Agrico is constantly seeking sustainable potato varieties with natural resistance, meaning that fewer pesticides are required. We believe that there are financial advantages to be achieved during potato cultivation, storage and processing through the development of tailor-made solutions (for different varieties, soil types, climatic conditions, etc.) and by making better use of digital data. The result is the more efficient use of land, pesticides and fertilizers. This in turn reduces environmental impact and also brings financial benefits.
Agrico is currently working on research into the application of nutrients, tailored to the requirements of individual potato varieties. We have a close co-operation with Yara Benelux and Tolsma-Grisnich for this purpose. Optimizing the absorption of nutrients is the first important cornerstone of this innovative development.
The second important cornerstone is the use of digital data from the space, air and soil. Combining customized solutions with digital data enables higher yields to be achieved, as well as a reduction in storage losses, and improved quality. In short: better financial results for both grower and buyer.
Cultivation, storage and processing are three topics that are important to making customized nutrient application a success. We conduct long-term field trials in co-operation with Yara, both in the Netherlands (Kielstra) and in Germany (Yara). The photosynthesis activity of the plants is measured continuously during the growing season. The dry matter content in the foliage and tubers is also measured, and then the actual nutrient uptake is analyzed. This enables us to optimize nutrient application for each variety, and minimize nutrient loss. During these tests, soil sensors constantly monitor the moisture and temperature levels.

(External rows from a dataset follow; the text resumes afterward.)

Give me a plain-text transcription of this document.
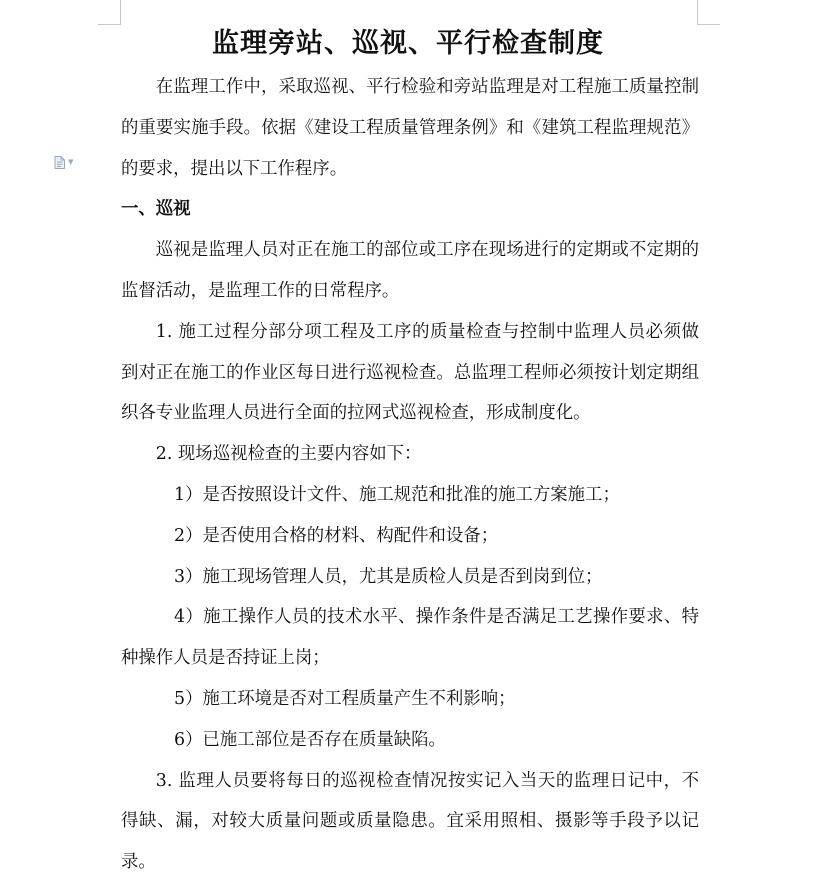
▼
监理旁站、巡视、平行检查制度

在监理工作中，采取巡视、平行检验和旁站监理是对工程施工质量控制的重要实施手段。依据《建设工程质量管理条例》和《建筑工程监理规范》的要求，提出以下工作程序。

一、巡视

巡视是监理人员对正在施工的部位或工序在现场进行的定期或不定期的监督活动，是监理工作的日常程序。

1. 施工过程分部分项工程及工序的质量检查与控制中监理人员必须做到对正在施工的作业区每日进行巡视检查。总监理工程师必须按计划定期组织各专业监理人员进行全面的拉网式巡视检查，形成制度化。

2. 现场巡视检查的主要内容如下：

1）是否按照设计文件、施工规范和批准的施工方案施工；

2）是否使用合格的材料、构配件和设备；

3）施工现场管理人员，尤其是质检人员是否到岗到位；

4）施工操作人员的技术水平、操作条件是否满足工艺操作要求、特种操作人员是否持证上岗；

5）施工环境是否对工程质量产生不利影响；

6）已施工部位是否存在质量缺陷。

3. 监理人员要将每日的巡视检查情况按实记入当天的监理日记中，不得缺、漏，对较大质量问题或质量隐患。宜采用照相、摄影等手段予以记录。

All this data is used to further optimize yield prediction models, amongst other things.
After harvesting, the potatoes from our trial fields are stored for six months. During this period, we and our chain partner Tolsma-Grisnich look at the volume loss during storage. Next, we assess the effect that the quantity of nutrients applied during the growing season has on the processing quality of the potatoes, which is why this is tested in the Agrico Quality Center each month.
The results of all these analyses – during the growing season, storage and processing – are taken into account to further optimize nutrient application, tailored to the needs of individual potato varieties.
Many activities are undertaken to collect and analyze data during the growing season, storage and processing. This data serves as the basis for the further optimization of yield prediction models and customized nutrient programs.
One of the things that Agrico measures is the photosynthesis activity of plants. We do this by attaching sensitive sensors to the plants. The data is saved, and then read out and analyzed, giving a clear insight into precisely how Agrico varieties respond to the various nutrient applications. The use of plant photosynthesis activity is currently mainly used in greenhouse horticulture; in potato cultivation it is a very innovative development.
Agrico uses soil sensors from Farm21 to examine various aspects of the soil, including moisture and temperature. Analyzing this data enables a relationship to be established between weather conditions and the crop's nutrient uptake and any nutrient leaching that may occur. This gives a clear insight into how Agrico varieties respond to the various nutrient applications in different weather conditions.
Trial harvests are carried out on a weekly basis during the growing season to monitor the effects of the three different nutrient programs. A trial harvest involves twelve plants being harvested and analyzed. This includes looking at different values in the plant sap (leaf), as well as a critical examination of the proportions between the crop (foliage), the tubers and the root formation. Once the trial harvests are completed, the crop must harden off. Then the potatoes are harvested. Following the harvest, the effects of nutrient application during storage and processing of the potatoes are monitored and analyzed.
Initial analyses of the results show that nutrient application is a very complex subject. For instance, there are different definitions of nutrient efficiency, which can lead to conflicting results . We observe big differences in nitrogen uptake and yield between different potato varieties. This confirms our belief in tailoring nitrogen application to individual varieties. Especially when considering the possibility of reducing costs (input versus output), nutrient application tailored to the needs of individual potato varieties can make a big difference. Initial analyses are promising and have resulted in a continuation and expansion of the research.